Monday, May 4, 2009

How To Have a Nervous Breakdown

“And he [Elijah] said, I have been very jealous for the LORD God of hosts: for the children of Israel have forsaken thy covenant, thrown down thine altars, and slain thy prophets with the sword; and I, even I only am left; and they seek my life, to take it away.” (1 Kings 19:10)

         Well, maybe not a nervous breakdown, exactly, but close enough. There certainly was an intensity about the prophet Elijah that drove him to mental and physical collapse. This we do know. The Word of God does not often open up to us the psychological bent of a man to the extent that it does this one. He was hasty in speech and exceedingly adept at sarcasm. He was capable of lofty and grandiose heights of drama (chapter 18), but susceptible to cowardly despair under certain kinds of intimidation, especially by a woman (19:2-3).

         It would seem to me that verse ten of this chapter gives us a clue into what drove this man at such a pace, especially since he repeats it, word for word, in verse fourteen. It is a window into his thinking, as it were.

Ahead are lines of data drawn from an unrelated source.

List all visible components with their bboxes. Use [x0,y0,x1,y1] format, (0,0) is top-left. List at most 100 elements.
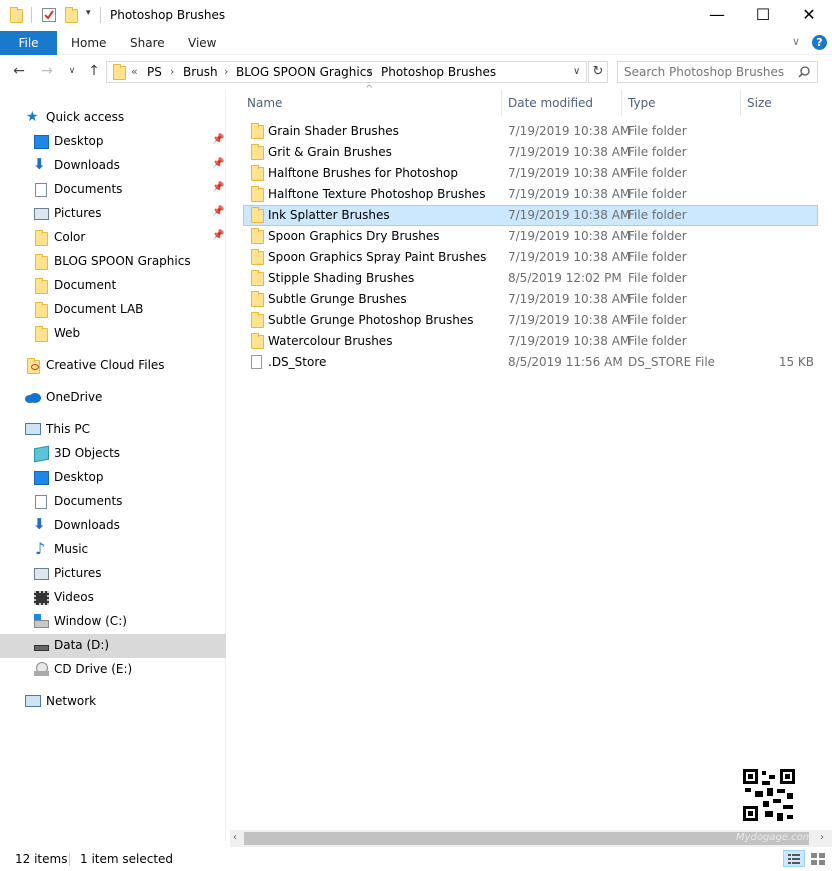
horizontal-scrollbar[interactable]: ‹ Mydogage.com › [230,830,832,847]
sidebar-item-network[interactable]: Network [0,690,226,714]
sidebar-item-blog-spoon-graphics[interactable]: BLOG SPOON Graphics [0,250,226,274]
sidebar-item-creative-cloud[interactable]: Creative Cloud Files [0,354,226,378]
file-row[interactable]: Subtle Grunge Brushes 7/19/2019 10:38 AM… [243,289,818,310]
refresh-icon[interactable]: ↻ [588,61,608,83]
overflow-chevron-icon[interactable]: « [131,65,138,78]
sidebar-item-pc-pictures[interactable]: Pictures [0,562,226,586]
windows-logo-icon [34,614,41,620]
large-icons-view-button[interactable] [808,850,828,867]
file-row[interactable]: Stipple Shading Brushes 8/5/2019 12:02 P… [243,268,818,289]
sidebar-item-drive-d[interactable]: Data (D:) [0,634,226,658]
file-row[interactable]: .DS_Store 8/5/2019 11:56 AM DS_STORE Fil… [243,352,818,373]
properties-icon[interactable] [42,8,56,22]
sidebar-item-3d-objects[interactable]: 3D Objects [0,442,226,466]
sidebar-item-label: Desktop [54,470,104,484]
sidebar-item-desktop[interactable]: Desktop 📌 [0,130,226,154]
chevron-right-icon[interactable]: › [170,65,174,78]
column-divider[interactable] [740,90,741,116]
tab-view[interactable]: View [188,31,216,55]
sidebar-item-music[interactable]: ♪ Music [0,538,226,562]
column-divider[interactable] [501,90,502,116]
column-divider[interactable] [621,90,622,116]
details-view-button[interactable] [783,850,805,867]
folder-icon [251,333,264,349]
network-icon [25,695,41,707]
back-arrow-icon[interactable]: ← [10,63,28,79]
pin-icon[interactable]: 📌 [212,134,224,145]
breadcrumb-brush[interactable]: Brush [183,65,218,79]
pin-icon[interactable]: 📌 [212,182,224,193]
pin-icon[interactable]: 📌 [212,230,224,241]
sidebar-item-pictures[interactable]: Pictures 📌 [0,202,226,226]
recent-locations-icon[interactable]: ∨ [63,66,81,76]
chevron-right-icon[interactable]: › [224,65,228,78]
maximize-button[interactable]: ☐ [740,0,786,31]
file-name: Subtle Grunge Photoshop Brushes [268,313,474,327]
sidebar-item-pc-downloads[interactable]: ⬇ Downloads [0,514,226,538]
sidebar-item-drive-e[interactable]: CD Drive (E:) [0,658,226,682]
breadcrumb-ps[interactable]: PS [147,65,162,79]
minimize-button[interactable]: — [694,0,740,31]
close-button[interactable]: ✕ [786,0,832,31]
breadcrumb-photoshop-brushes[interactable]: Photoshop Brushes [381,65,496,79]
tab-file[interactable]: File [0,31,57,55]
file-row[interactable]: Spoon Graphics Spray Paint Brushes 7/19/… [243,247,818,268]
sidebar-item-color[interactable]: Color 📌 [0,226,226,250]
scrollbar-thumb[interactable] [244,832,809,845]
sidebar-item-web[interactable]: Web [0,322,226,346]
file-row[interactable]: Grain Shader Brushes 7/19/2019 10:38 AM … [243,121,818,142]
sidebar-item-this-pc[interactable]: This PC [0,418,226,442]
sidebar-item-pc-desktop[interactable]: Desktop [0,466,226,490]
search-input[interactable] [624,64,794,80]
sidebar-item-quick-access[interactable]: ★ Quick access [0,106,226,130]
file-row[interactable]: Spoon Graphics Dry Brushes 7/19/2019 10:… [243,226,818,247]
breadcrumb-blog-spoon[interactable]: BLOG SPOON Graghics [236,65,373,79]
file-row[interactable]: Halftone Brushes for Photoshop 7/19/2019… [243,163,818,184]
file-name: Watercolour Brushes [268,334,393,348]
sidebar-item-label: Documents [54,494,123,508]
forward-arrow-icon[interactable]: → [38,63,56,79]
hard-drive-icon [34,645,49,651]
expand-ribbon-icon[interactable]: ∨ [792,35,800,48]
sidebar-item-downloads[interactable]: ⬇ Downloads 📌 [0,154,226,178]
chevron-right-icon[interactable]: › [368,65,372,78]
desktop-icon [34,471,49,485]
sidebar-item-onedrive[interactable]: OneDrive [0,386,226,410]
pin-icon[interactable]: 📌 [212,158,224,169]
tab-share[interactable]: Share [130,31,165,55]
sidebar-item-label: Document LAB [54,302,144,316]
column-name[interactable]: Name [247,96,282,110]
up-arrow-icon[interactable]: ↑ [85,63,103,79]
address-dropdown-icon[interactable]: ∨ [573,66,580,77]
sidebar-item-document[interactable]: Document [0,274,226,298]
search-box[interactable] [617,61,818,83]
sidebar-item-drive-c[interactable]: Window (C:) [0,610,226,634]
column-size[interactable]: Size [747,96,772,110]
scroll-right-icon[interactable]: › [820,832,824,843]
qr-code-logo [743,769,795,821]
file-row[interactable]: Grit & Grain Brushes 7/19/2019 10:38 AM … [243,142,818,163]
new-folder-icon[interactable] [65,7,78,23]
file-row-selected[interactable]: Ink Splatter Brushes 7/19/2019 10:38 AM … [243,205,818,226]
sidebar-item-document-lab[interactable]: Document LAB [0,298,226,322]
column-type[interactable]: Type [628,96,656,110]
column-date-modified[interactable]: Date modified [508,96,593,110]
sidebar-item-pc-documents[interactable]: Documents [0,490,226,514]
scroll-left-icon[interactable]: ‹ [233,832,237,843]
sidebar-item-videos[interactable]: Videos [0,586,226,610]
address-bar[interactable]: « PS › Brush › BLOG SPOON Graghics › Pho… [106,61,587,83]
file-row[interactable]: Watercolour Brushes 7/19/2019 10:38 AM F… [243,331,818,352]
pin-icon[interactable]: 📌 [212,206,224,217]
help-icon[interactable]: ? [812,35,827,50]
document-icon [35,495,47,509]
file-name: Spoon Graphics Dry Brushes [268,229,440,243]
file-date: 7/19/2019 10:38 AM [508,187,631,201]
tab-home[interactable]: Home [71,31,106,55]
customize-quick-access-icon[interactable]: ▾ [86,8,91,18]
document-icon [35,183,47,197]
sidebar-item-label: Desktop [54,134,104,148]
file-row[interactable]: Subtle Grunge Photoshop Brushes 7/19/201… [243,310,818,331]
file-type: File folder [628,313,687,327]
sidebar-item-documents[interactable]: Documents 📌 [0,178,226,202]
file-row[interactable]: Halftone Texture Photoshop Brushes 7/19/… [243,184,818,205]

         First, he says, “I have been very jealous for the LORD God of hosts.”  I know our God is a jealous God; He has told us this in more than one place. But this would seem to me to be one of His attributes we should be careful of trying to emulate. Like omniscience—all-knowing. To see ourselves in either of these roles is to run the risk of over-reaching or over interference. Paul told the Corinthian believers that he was jealous over them, with a “godly jealousy”; but he never claimed to be jealous for God. God is capable of taking care of His own jealousy. And to show us the danger of the human kind, God, speaking through Solomon, said, “For jealousy is the rage of man: therefore he will not spare in the day of vengeance” (Prov. 6:34). Jealousy becomes a rage that doesn’t know when to quit.

         Then, Elijah continues by saying, “…I, even I only, am left…” When you and I begin to feel like this—that no one is lifting a standard except us—our service to God will go beyond urgency to frenzy and condemnation. God then has to remind us, as He did Elijah in verse eighteen, that we are not the only soldiers on the frontline. And sometimes He has to sideline us before we can get the real picture. When we feel that everyone else has succumbed to the age and everything is left to us, we will either work ourselves to death or throw in the towel. The truth is, to assume more responsibility than God has assigned to us personally is to question His judgment; and exceeding the will of God is just as bad as falling short of it. 

       You don’t have to cover all the bases; you only have to catch the balls He pitches to you.